What seems like a quiet revolution is unfolding on the sidewalks and in air-conditioned office spaces. Young professionals are showing up to work in pieces made from Aso Oke and Adire, wearing it like a badge of honour. What was once strictly “traditional attire” for weddings and owambes has made a graceful crossover into the everyday, particularly into the once starchy world of corporate dressing.
For a very long time, Aso Oke, the handwoven, textured fabric of the Yorubas, was reserved for significant occasions like weddings, coronations, and festive celebrations. Adire, with its deep indigo patterns, was often worn during cultural ceremonies.
These days, if you walk into certain offices in Victoria Island or Lekki, you’re likely to find someone in a tailored Adire blazer or an Aso Oke tie paired with a white shirt.
Designers have been instrumental in this revival. Names like Kenneth Ize have taken Aso Oke to the global runway, putting it on the backs of stars like Naomi Campbell and Beyoncé. Fashion houses are now using lighter, more breathable weaves of Aso Oke to make everything from two-piece sets to shift dresses you can comfortably wear from a Monday meeting to after-work drinks. Adire has also been reimagined, appearing on corporate blouses, midi skirts, headbands, and men’s shirts.
State governments are catching on. In Oyo State, for example, civil servants are now required to wear traditional attire, including Aso Oke, every Thursday, a policy meant to preserve culture and boost the local textile economy. Events like Ecobank’s “Adire Lagos” exhibition have attracted huge crowds, with hundreds of vendors showcasing how the once-simple tie-dye fabric has evolved into high-fashion pieces fit for any wardrobe.
The digital world has also played its part. Social media is filled with people showing off Adire dresses and Aso Oke bucket hats. Influencers and content creators are styling these pieces in fun ways, blending them with sneakers, blazers, and leather bags. The fabrics are becoming aspirational for Gen Z and millennials who want their outfits to reflect who they are.

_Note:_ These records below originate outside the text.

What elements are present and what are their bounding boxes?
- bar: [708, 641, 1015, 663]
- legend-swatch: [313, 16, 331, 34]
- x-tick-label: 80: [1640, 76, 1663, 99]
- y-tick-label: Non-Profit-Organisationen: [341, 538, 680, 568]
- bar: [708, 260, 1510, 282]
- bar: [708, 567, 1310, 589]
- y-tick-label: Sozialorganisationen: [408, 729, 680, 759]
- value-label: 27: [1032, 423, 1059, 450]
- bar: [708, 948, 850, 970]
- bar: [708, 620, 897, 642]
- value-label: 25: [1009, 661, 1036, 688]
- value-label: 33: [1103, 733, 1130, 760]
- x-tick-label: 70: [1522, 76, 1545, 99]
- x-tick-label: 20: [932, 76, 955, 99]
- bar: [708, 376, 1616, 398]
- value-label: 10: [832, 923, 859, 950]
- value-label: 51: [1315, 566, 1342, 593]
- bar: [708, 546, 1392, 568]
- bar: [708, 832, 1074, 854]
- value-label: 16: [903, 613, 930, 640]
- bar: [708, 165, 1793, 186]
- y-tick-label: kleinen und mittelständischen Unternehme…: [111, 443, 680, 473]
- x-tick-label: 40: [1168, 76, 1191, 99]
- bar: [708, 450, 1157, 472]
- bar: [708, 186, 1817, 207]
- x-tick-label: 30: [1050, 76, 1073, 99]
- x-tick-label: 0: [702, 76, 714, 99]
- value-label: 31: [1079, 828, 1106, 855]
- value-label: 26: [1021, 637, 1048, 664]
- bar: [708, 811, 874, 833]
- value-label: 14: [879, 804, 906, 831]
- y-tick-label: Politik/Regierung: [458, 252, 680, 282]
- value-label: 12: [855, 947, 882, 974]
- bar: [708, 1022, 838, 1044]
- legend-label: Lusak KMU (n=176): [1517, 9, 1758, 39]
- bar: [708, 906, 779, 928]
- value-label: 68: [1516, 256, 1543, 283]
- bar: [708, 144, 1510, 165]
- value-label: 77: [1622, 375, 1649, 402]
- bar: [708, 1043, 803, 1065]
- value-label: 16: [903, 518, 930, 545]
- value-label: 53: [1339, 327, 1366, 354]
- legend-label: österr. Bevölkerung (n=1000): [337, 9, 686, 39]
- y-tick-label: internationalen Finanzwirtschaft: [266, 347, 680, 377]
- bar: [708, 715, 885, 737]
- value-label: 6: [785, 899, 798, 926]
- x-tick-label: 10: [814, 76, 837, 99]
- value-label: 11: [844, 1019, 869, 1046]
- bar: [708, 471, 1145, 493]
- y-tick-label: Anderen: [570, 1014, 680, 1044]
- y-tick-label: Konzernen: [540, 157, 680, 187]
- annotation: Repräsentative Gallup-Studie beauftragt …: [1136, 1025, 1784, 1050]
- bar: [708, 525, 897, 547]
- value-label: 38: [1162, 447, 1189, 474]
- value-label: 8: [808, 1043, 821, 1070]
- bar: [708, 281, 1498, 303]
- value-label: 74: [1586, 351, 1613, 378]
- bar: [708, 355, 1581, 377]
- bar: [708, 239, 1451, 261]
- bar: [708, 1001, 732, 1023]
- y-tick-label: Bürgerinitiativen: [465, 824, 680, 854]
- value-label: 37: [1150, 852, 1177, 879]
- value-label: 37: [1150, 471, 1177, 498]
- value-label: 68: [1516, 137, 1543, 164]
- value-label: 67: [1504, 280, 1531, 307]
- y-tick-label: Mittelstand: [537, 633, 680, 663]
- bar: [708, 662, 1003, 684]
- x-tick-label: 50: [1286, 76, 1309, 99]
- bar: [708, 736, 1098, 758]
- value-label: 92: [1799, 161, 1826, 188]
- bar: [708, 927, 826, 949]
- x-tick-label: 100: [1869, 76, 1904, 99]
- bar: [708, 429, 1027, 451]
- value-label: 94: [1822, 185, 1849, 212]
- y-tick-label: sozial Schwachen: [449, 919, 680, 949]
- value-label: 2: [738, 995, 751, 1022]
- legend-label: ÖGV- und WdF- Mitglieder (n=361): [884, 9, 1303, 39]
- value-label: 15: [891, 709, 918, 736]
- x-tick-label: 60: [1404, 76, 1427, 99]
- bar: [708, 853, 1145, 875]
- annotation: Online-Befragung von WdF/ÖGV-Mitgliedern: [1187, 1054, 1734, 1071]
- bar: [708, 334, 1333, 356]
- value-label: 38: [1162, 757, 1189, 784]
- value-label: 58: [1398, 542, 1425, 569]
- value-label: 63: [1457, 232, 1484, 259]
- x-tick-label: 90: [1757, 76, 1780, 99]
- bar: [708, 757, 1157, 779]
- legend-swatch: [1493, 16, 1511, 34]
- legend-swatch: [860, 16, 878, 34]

And the industry is growing. According to a report by the Nigerian Export Promotion Council, the country’s fashion industry contributes significantly to the GDP, with traditional textiles like Adire and Aso Oke gaining international attention. Local tailors, weavers, and dye makers are seeing a rise in demand. Even tech startups are getting involved, creating e-commerce platforms that connect local fabric producers to global buyers.
There’s a quote often repeated in fashion circles: “Style is a way to say who you are without having to speak.” And right now, Lagos is speaking loud and clear, stylishly and with culture.